Die dafür erforderlichen technischen Grundlagen sind simpel.
Es gibt drei Beteiligte, nämlich
- den Anbieter eines Webinhaltes
- den Nutzer und
- eine (nationale) Verrechnungsstelle (Clearing Center)
sowie vier Schritte:
- Registrierung
- Bereitstellung
- Nutzung und
- Abrechnung
Diese vier Schritte seien kurz erklärt:
Registrierung: Bevor Anbieter oder Nutzer an dem Bezahlsystem teilnehmen können, muss sich jeder bei der Verrechnungsstelle registrieren. Der Anbieter gibt dabei neben seinen Kontaktdaten ein Konto an, auf das seine Einnahmen überwiesen werden sollen, und erhält eine eindeutige Anbieter-ID. Der Nutzer kann sich mit Kontaktdaten oder anonym anmelden und erhält ebenfalls eine weltweit eindeutige Nutzer-ID, die gleichzeitig seine “Kontonummer” bei der Verrechnungsstelle ist.

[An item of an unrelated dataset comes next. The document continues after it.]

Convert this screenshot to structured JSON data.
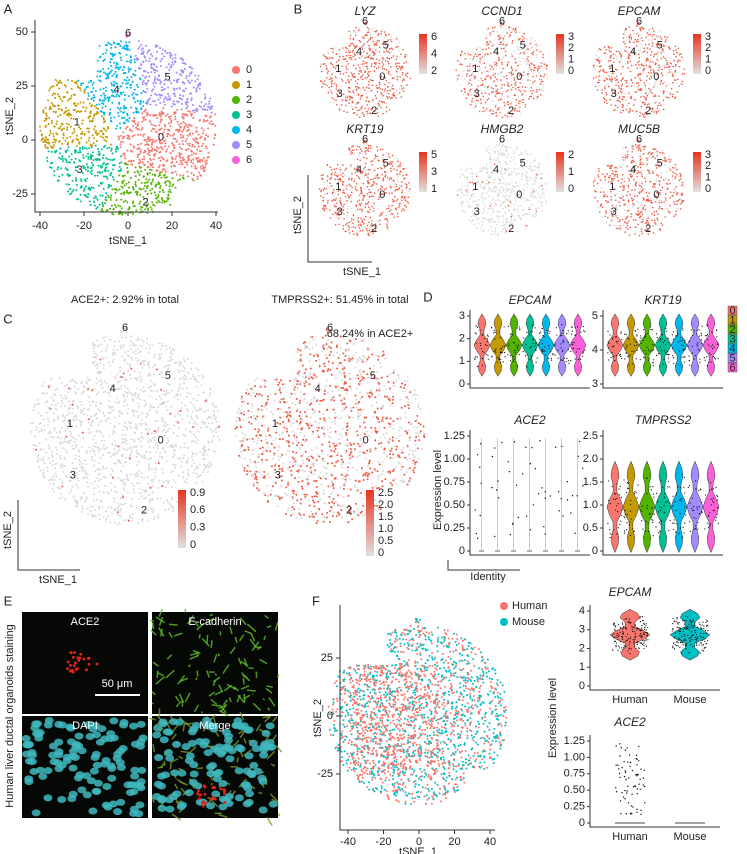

Auf diese Kontonummer kann der Nutzer einen beliebigen Betrag überweisen (pre-paid) oder alternativ seine Bankkontodaten zur Abbuchung fälliger Nutzungsentgelte angeben.
Bereitstellung: Der Anbieter eines zu bezahlenden Inhalts muss sich für diesen bei der Verrechnungsstelle eine Content-ID besorgen. Dafür übermittelt er eine Anforderung mit seiner Anbieter-ID, der URL des Content und seinen Preis. Die Verrechnungsstelle speichert diese Daten unter der Anbieter-ID, generiert daraus eine eindeutige Content-ID und schickt sie an den Anbieter (bzw. seinen Web-Server/Client) zurück. Der Anbieter hinterlegt die Content-ID auf der Zwischenseite und veröffentlicht diese.
Nutzung: Wird auf der Zwischenseite durch den Nutzer der “Kaufen”-Button geklickt, so schickt ein Browser-Add-in die Nutzer-ID und die Content-ID an die Verrechnungsstelle. Die Verrechnungsstelle erzeugt einen Zugriffsschlüssel und schickt diesen sowohl an den Nutzer(-Browser) als auch an den Server des Anbieters. Der Nutzer(-Browser) ruft mit diesem Schlüssel die URL des echten Inhalts auf und erhält den Inhalt vom Server des Anbieters übertragen. Nach vollständiger Übertragung und Ablauf einer Frist für eine Anforderungswiederholung sendet der Server des Anbieters den Schlüssel mit einer Durchführungsquittung an die Verrechnungsstelle, die daraufhin den Preis vom Konto des Nutzers auf das Konto des Anbieters überträgt und in beiden Konten Abrechnungsdaten hinterlegt.
Abrechnung: Die Abrechnungsdaten können online von Nutzer und Anbieter für einen bestimmten Zeitraum eingesehen werden. (Die Möglichkeit des Einspruchs bei der Verrechnungsstelle muss vorgesehen werden!) Am Ende eines Abrechnungszeitraums, z. B. ein Monat, werden dem Anbieter die angefallenen Beträge auf seinem Konto gutgeschrieben.
Im oben beschrieben Szenario wird eine Verrechnungsstelle pro Land (idealerweise als Non-Profit-Organisation) angenommen. In der Umsetzung für das Internet ist ein Protokoll einzurichten, über das Verrechnungsstellen länderübergreifend Zahlungen austauschen. Dabei sind Aspekte zu berücksichtigen wie die steuerliche Behandlung und die Währungsumrechnung sowie die Wahrung des Informationsgeheimnisses durch die Verrechnungsstellen (ggf. durch die Einrichtung von Anonymisierungsservern bei den Verrechnungsstellen).
Diese Skizze eines allgemeinen Bezahlsystems im Internet soll zeigen, dass und wie es möglich ist, mittels Entwicklung der benötigten Protokolle und Techniken das leidige Thema der Urheberrechtsverletzungen im Internet zu entschärfen und den kreativ schaffenden „Unterhaltern“ ihren gerechten Lohn zukommen zu lassen.
Die Realisierung benötigt ein weltweites Projekt in Zusammenarbeit mit dem W3C-Consortium, das wir aber in Deutschland beginnen können.
Wir PIRATEN sollten die Durchführung dieses Projektes initiieren und politisch unterstützen. Wir PIRATEN haben das Wissen und zusammen mit den PIRATEN anderer Länder die Fähigkeiten, ein solches Open-Source Projekt international erfolgreich durchzuführen.
Deshalb, lasst uns das Projekt in unser Programm aufnehmen!